Introduction and Article Summary
The article selected states the stance of the Federal Reserve (central bank of US) towards further cushioning the easy monetary policy already in place and the positive impact on US economy that it hopes to accomplish. It describes the decision of Mr. Bernanke (chairman of Federal Reserve) to further increase the buying of Treasury bonds (amounting to $300 billion), mortgage-backed securities (amounting to $1.25 trillion) and debts issued by Fannie Mae and Freddie Mac (amounting to $200 billion) as another attempt to take the economy out of recession. It is described as an innovative way of increasing the money supply in the economy because the Federal Reserve (Fed) has already exhausted regular monetary policy tools such as interest rates.
It had ventured into unusual operations by the end of last year by buying private commercial paper, expanding loans to banks & financial institutions, making enormous loans and loan guarantees to AIG, Bear Stearns, Citigroup and Bank of America.
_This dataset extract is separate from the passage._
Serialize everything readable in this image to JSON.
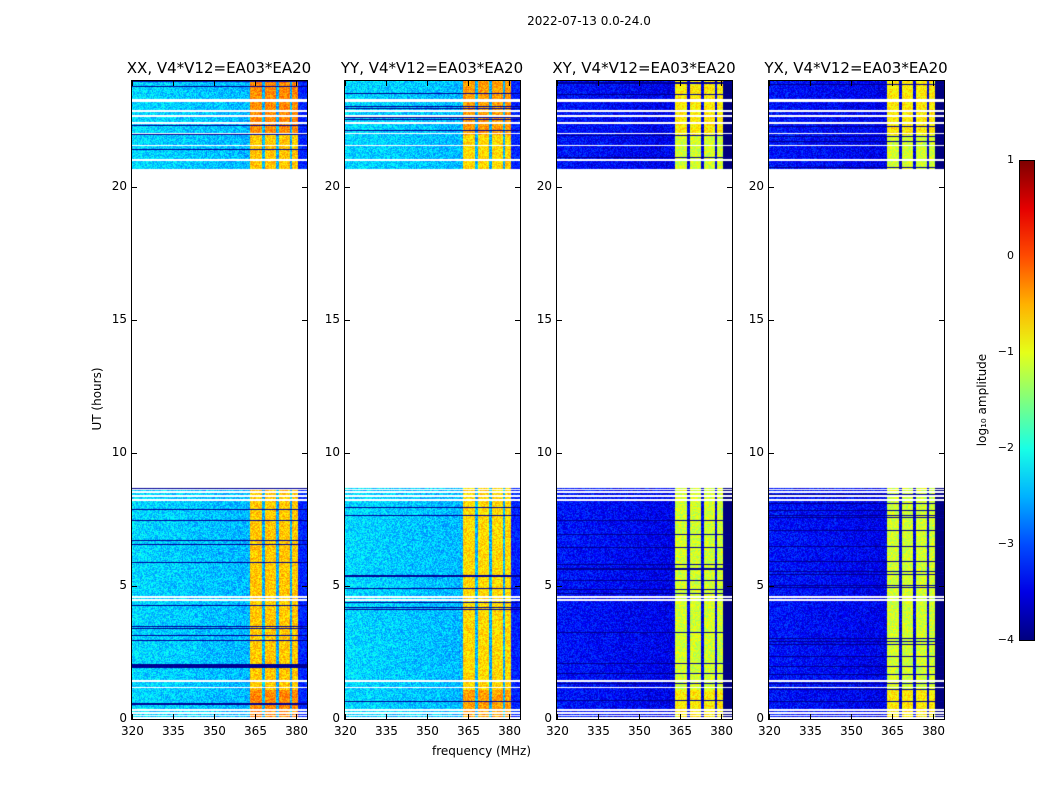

During that time the Fed also set up a facility to buy securities backed by car, student, small business loans and mortgages. These measures were deeply criticized and raised doubts about the rationale followed by Federal Reserve. The Fed had taken these steps to expand the credit base to private sector and decrease the spread (the difference between deposit interest rates and lending interest rates) on private loans. However, the new announcement on further buying of treasuries has raised criticisms such as the risk of inflation and dependence of Fed on newly printed money. Nonetheless, Mr. Bernanke states that assuming such a risk is the right thing to do to pull the economy out of recession (a slump in GDP growth). As inflation (the increase in price levels when too much money is chasing too few goods) is currently not the problem because the economy is actually headed towards deflation (an overall decrease in price levels in the economy). The Fed also argues that the main aim of these measures is to lower the cost of private credit and the fact that it also eases the money supply is just a second thought. The rationale behind easing private credit is to instill demand for consumer and investment loans. These are expected to provide the impetus for GDP growth in the economy and bring it out of recession. The Fed needs governmental support to accomplish these goals i.e. to win back the confidence of lending institutions and consumers.